Robert Belleret, ancien journaliste au Monde et auteur d’une biographie de référence sur Léo Ferré, a entrepris un méticuleux travail de vérification, s’appuyant notamment sur une centaine de lettres adressées par Piaf à son confident Jacques Bourgeat, restées jusque-là inexploitées. Au long d’une somme de plus de 700 pages, il tord le cou à quelques-unes des légendes les plus tenaces entourant l’idole, disparue le 10 octobre 1963. Des mensonges et demi-vérités véhiculés par son entourage, mais que Piaf a elle-même abondamment fait circuler, afin d’« autoalimenter son mythe », souligne l’auteur.
Ainsi, contrairement à ce qu’elle a toujours affirmé, Édith Gassion n’est pas née dans la rue le 19 décembre 1915, mais à l’hôpital Tenon, dans le 20e arrondissement de Paris. Fille d’une chanteuse et d’un contorsionniste, elle n’a sans doute pas été nourrie au vin rouge, ni frappée de cécité dans son enfance. L’auteur met aussi en doute le récit fait par Piaf selon lequel elle aurait fait passer de faux papiers à des prisonniers lors de ses visites à des camps en Allemagne pendant la guerre. Il évoque plutôt une chanteuse désinvolte, sans conscience politique, qui n’hésite pas à emménager en 1942 dans les locaux « bien chauffés » d’une maison close à deux pas du siège de la Gestapo.
L’auteur fait aussi la chronique détaillée de la vie amoureuse d’une « Don Juan au féminin », « briseuse de ménages » qui multiplie les conquêtes en culpabilisant : Marcel Cerdan, Yves Montand, Georges Moustaki, Eddie Constantine...
« Secrète et exhibitionniste »
À travers cette biographie, ce sont des facettes moins célébrées de Piaf que l’auteur cherche à mettre en lumière. Ses qualités d’auteur d’abord, qui la conduiront à écrire près de 90 chansons, dont La vie en rose et L’hymne à l’amour. Un talent d’écrivain d’autant plus remarquable que les lettres échangées avec Jacques Bourgeat montrent que Piaf a longtemps dû batailler avec les mots. La correspondance de la « Môme », qui n’a que brièvement fréquenté l’école, est au départ truffée de fautes d’orthographe et de syntaxe, avant de s’affirmer progressivement. Piaf la gouailleuse y confie faire des dictées, prendre des cours d’anglais et d’espagnol, évoque Socrate et Racine, rêve de courir les bouquinistes.

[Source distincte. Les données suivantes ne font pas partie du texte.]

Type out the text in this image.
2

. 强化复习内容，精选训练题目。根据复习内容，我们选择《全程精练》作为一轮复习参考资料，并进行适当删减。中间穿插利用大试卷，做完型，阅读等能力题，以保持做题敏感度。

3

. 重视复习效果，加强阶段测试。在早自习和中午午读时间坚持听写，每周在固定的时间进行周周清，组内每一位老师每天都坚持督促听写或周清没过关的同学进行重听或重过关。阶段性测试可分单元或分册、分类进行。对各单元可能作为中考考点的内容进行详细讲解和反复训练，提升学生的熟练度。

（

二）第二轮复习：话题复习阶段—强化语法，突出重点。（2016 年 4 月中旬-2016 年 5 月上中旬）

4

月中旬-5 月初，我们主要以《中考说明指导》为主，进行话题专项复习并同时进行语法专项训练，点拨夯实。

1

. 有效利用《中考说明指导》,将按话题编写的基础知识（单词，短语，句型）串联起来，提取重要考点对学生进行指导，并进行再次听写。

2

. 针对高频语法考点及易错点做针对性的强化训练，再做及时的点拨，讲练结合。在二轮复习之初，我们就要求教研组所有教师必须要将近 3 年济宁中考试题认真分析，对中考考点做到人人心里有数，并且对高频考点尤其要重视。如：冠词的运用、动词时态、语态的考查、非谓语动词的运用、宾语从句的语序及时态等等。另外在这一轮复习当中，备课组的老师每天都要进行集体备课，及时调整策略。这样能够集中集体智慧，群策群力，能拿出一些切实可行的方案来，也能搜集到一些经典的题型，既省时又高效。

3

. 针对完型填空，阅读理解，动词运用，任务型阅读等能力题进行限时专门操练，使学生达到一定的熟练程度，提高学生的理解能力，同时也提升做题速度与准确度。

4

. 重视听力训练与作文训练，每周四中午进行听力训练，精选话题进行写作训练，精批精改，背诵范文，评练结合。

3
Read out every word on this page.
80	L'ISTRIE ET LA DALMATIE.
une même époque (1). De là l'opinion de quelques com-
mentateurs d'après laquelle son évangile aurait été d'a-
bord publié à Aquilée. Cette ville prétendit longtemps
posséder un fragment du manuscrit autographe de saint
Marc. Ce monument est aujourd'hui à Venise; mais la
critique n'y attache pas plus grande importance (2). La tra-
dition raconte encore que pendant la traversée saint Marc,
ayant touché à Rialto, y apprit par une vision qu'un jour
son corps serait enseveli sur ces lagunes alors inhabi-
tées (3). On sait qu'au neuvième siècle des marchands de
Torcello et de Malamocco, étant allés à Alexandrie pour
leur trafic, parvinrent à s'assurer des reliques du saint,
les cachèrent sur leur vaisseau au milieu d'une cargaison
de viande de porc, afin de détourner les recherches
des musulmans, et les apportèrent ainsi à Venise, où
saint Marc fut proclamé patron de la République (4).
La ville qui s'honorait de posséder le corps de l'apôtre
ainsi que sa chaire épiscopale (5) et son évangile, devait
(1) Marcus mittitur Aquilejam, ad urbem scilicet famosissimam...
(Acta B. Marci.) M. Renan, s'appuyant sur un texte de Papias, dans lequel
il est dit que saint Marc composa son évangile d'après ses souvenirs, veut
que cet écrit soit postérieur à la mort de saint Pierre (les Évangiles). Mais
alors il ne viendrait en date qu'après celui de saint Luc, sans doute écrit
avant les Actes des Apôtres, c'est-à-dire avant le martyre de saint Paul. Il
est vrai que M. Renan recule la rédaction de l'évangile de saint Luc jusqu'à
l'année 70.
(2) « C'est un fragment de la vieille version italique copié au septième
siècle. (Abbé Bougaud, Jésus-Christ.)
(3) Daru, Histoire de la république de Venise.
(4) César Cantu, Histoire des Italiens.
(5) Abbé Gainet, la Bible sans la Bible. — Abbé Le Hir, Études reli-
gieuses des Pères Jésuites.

Piaf était « à la fois secrète et exhibitionniste, généreuse et calculatrice (...), dominée puis dominatrice par compensation, rouée sans pareille et franche du collier comme personne, résistant aux coups durs avec une rage et une force sidérantes, mais s’apitoyant toujours sur son sort », écrit Robert Belleret.
Les ingrédients d’un mythe qui sera à l’honneur cet automne avec une avalanche de documentaires, de livres, de concerts et une soirée d’hommage dans sa ville fétiche New York.